Primary care co-commissioning
During our interview with Dr Bowers, following the recent ADHD Foundation conference, he said: “Our organisation has made it clear that you can play chess with hospitals all you want, but if you don’t get primary and community care and prevention and self-care right then the system is unsustainable.
“Being able to invest in the early part of the pathways is vital. That’s really difficult, though, if your commissioning responsibilities are limited.”
Under current legislation, Liverpool CCG has developed a separate contractual arrangement with its general practices that has seen an improvement in access, a decrease in unplanned care usage and has seen controlled levels of GP referrals with clinicians referring along evidence-based pathways.
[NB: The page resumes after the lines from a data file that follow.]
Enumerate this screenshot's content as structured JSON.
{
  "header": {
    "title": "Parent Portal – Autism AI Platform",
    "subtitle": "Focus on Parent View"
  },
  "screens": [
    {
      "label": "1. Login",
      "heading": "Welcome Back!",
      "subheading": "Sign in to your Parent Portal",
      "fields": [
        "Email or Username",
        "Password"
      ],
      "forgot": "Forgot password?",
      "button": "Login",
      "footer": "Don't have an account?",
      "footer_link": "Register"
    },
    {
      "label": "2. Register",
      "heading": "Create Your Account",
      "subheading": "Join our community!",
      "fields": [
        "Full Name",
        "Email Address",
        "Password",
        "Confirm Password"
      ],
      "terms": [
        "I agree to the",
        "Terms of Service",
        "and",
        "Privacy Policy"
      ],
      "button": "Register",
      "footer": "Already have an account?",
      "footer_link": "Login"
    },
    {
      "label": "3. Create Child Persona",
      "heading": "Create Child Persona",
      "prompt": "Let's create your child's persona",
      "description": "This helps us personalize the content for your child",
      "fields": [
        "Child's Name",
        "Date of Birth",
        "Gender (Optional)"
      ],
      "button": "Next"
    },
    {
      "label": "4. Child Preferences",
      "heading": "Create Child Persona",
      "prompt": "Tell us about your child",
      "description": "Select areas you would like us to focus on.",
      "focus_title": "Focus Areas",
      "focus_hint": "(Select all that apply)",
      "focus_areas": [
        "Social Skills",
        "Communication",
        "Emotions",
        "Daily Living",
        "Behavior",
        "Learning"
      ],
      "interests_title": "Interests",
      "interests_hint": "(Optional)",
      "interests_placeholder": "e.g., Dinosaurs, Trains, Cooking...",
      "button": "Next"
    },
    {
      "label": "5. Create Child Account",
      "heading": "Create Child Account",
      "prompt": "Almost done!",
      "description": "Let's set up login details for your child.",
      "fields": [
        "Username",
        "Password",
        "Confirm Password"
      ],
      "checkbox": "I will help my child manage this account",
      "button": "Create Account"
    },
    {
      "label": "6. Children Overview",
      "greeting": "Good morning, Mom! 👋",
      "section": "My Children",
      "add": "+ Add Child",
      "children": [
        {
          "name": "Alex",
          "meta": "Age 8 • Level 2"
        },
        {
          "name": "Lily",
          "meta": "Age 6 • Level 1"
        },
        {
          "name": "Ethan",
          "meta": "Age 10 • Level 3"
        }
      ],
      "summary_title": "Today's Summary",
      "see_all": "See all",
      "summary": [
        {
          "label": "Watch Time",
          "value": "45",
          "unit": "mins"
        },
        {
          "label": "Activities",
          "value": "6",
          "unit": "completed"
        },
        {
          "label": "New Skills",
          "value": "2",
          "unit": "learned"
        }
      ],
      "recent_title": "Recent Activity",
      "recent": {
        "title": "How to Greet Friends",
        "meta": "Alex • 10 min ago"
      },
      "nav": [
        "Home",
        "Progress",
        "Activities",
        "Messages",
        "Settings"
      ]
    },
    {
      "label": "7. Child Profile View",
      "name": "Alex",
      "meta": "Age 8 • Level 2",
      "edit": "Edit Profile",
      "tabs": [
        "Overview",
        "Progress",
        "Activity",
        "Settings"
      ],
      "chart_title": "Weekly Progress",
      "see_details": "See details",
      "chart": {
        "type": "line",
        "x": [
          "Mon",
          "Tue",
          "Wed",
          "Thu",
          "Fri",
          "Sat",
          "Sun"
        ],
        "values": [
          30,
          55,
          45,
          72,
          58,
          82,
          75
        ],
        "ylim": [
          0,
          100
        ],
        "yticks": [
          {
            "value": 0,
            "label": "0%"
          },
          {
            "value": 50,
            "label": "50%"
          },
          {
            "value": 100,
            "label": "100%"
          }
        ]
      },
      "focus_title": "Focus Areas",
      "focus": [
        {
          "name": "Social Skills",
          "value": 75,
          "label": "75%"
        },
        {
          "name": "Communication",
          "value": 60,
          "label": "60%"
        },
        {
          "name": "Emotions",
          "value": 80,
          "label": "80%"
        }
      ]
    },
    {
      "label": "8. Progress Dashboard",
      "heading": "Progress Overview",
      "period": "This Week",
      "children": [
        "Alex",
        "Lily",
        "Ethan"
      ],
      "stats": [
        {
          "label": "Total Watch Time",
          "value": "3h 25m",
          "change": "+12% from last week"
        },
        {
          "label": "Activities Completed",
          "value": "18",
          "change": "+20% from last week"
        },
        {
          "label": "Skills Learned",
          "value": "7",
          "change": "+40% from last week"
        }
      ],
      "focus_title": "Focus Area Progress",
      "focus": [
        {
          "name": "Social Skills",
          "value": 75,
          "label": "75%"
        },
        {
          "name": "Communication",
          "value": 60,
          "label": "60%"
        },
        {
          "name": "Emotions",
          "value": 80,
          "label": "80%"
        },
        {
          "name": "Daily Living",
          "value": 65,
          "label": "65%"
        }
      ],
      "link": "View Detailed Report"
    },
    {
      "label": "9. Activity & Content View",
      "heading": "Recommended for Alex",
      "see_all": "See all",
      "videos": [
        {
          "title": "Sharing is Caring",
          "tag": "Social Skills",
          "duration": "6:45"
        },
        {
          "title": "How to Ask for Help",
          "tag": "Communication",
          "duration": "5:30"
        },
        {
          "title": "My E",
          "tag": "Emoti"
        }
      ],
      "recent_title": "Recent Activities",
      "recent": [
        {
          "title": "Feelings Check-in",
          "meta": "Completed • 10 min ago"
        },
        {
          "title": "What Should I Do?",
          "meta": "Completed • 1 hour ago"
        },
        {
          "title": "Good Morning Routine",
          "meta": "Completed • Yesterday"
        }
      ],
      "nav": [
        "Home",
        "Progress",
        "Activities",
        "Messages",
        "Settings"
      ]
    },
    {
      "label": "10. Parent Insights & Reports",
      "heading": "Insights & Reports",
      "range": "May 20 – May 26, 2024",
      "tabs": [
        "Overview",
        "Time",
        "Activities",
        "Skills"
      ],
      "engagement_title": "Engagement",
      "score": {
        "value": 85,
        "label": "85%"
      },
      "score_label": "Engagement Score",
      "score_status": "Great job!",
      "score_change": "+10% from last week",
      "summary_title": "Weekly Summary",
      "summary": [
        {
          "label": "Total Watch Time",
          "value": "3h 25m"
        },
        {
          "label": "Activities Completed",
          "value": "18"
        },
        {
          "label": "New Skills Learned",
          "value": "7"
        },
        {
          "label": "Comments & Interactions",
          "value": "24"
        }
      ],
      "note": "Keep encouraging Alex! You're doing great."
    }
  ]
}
But there have been concerns raised nationally about conflicts of interest within CCGs. NHS England has also stated that while guidance on this is already in place it is “to be strengthened in recognition that co-commissioning is likely to increase the range and frequency of real and perceived conflicts of interest”.
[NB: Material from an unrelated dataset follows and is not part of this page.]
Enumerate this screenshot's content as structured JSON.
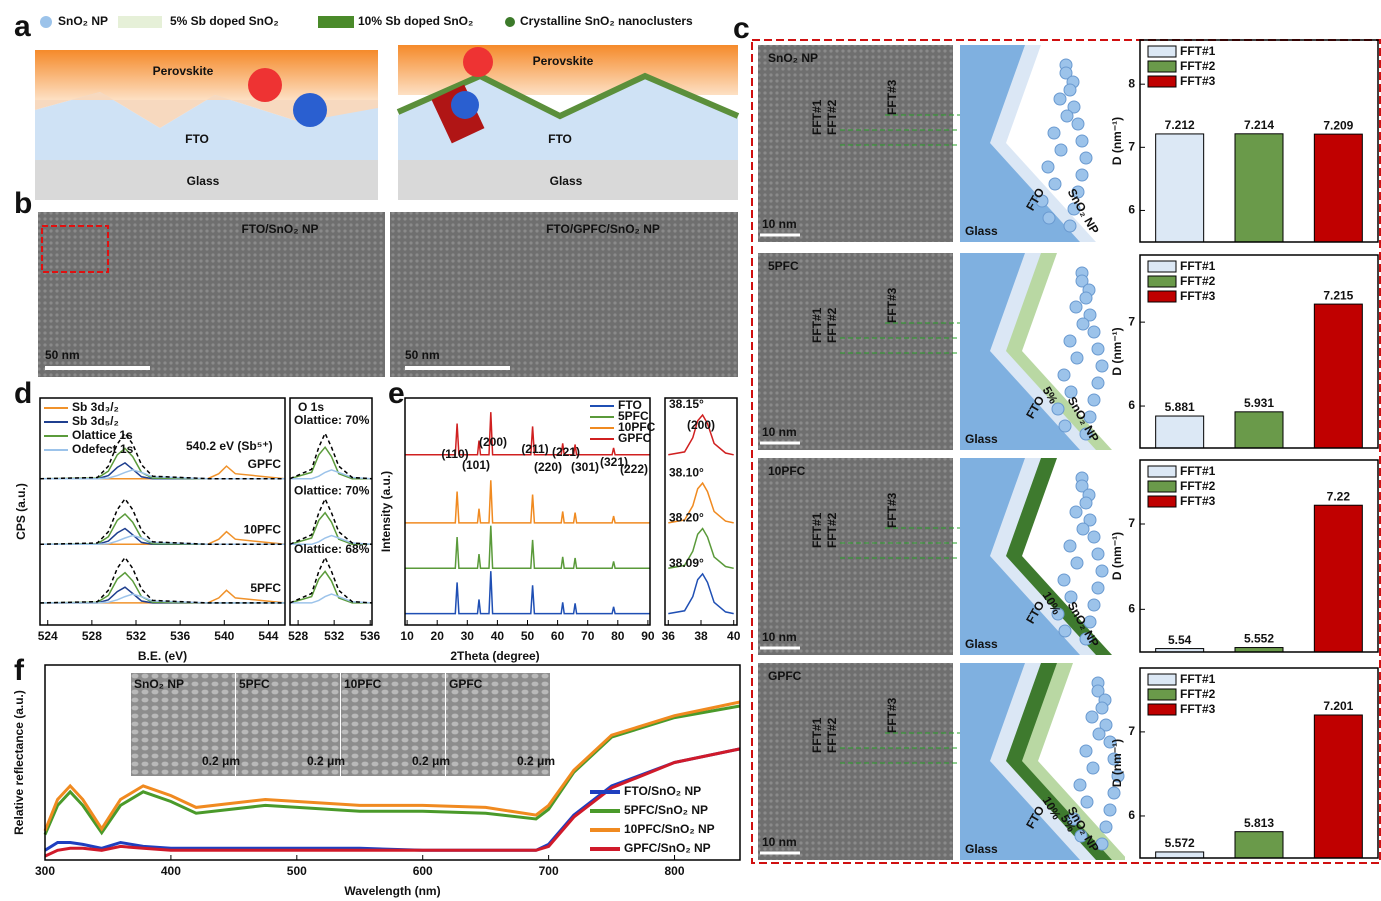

A national framework for conflicts of interest in primary care co-commissioning is to be published as statutory guidance in December 2014.
Dr Bowers said: “Anything that can assure the public and will assure the centre that CCGs aren’t playing a game where they feather their own nest, and the nest of those GP members of the governing bodies, is an absolutely good thing.
“At Liverpool we set up a separate panel of our non-executives, our non-GP clinicians, and some of our managers, where any decision goes to when the governing body might make a decision about a direction of change. If that involves an investment in general practice, we have an internal, but non-GP panel of managers.”
Delivering for local health economies
NHE was told that there is no secret in the clinical evidence that the best healthcare systems across the world are those that invest heavily in the front-end of pathways.
“You cannot get around the NHS conundrum without investing in primary and community care. We have just got to deal with that conflict of interest,” said Dr Bowers. “There will always be perceived conflict of interest and there will always be challenges from groups in the public, but if you’re transparent and honest about it I don’t believe it is a big jump from where we are now.”
Asked about the relationship between CCGs and Health and Wellbeing Boards (HWBs), he noted that historically the two come from different cultures that have been a world apart.
“But, actually, the challenges facing local government, particularly in the core cities and northern cities, are identical if not more acute than the challenges facing the NHS. Too many punters; not enough cash,” he said.
Recently shadow health secretary Andy Burnham suggested that if Labour won the next election CCGs could be morphed into the operational arms of HWBs – moving ultimate responsibility for NHS commissioning to local government.
But Dr Bowers noted that any further changes, especially ones that decrease the role of clinicians in commissioning of health services, would be a massive retrograde step
“There has been a lot of expertise gained since CCGs came about and I think there is a risk to health economies of losing that expertise if you take away the accountability and statutory nature of the bodies that have been created,” he said.
“This would be a massive opportunity lost because CCGs are starting to cut through a lot of the bureaucracy with a clear clinical vision delivering a really good consensus leadership across the health economy.”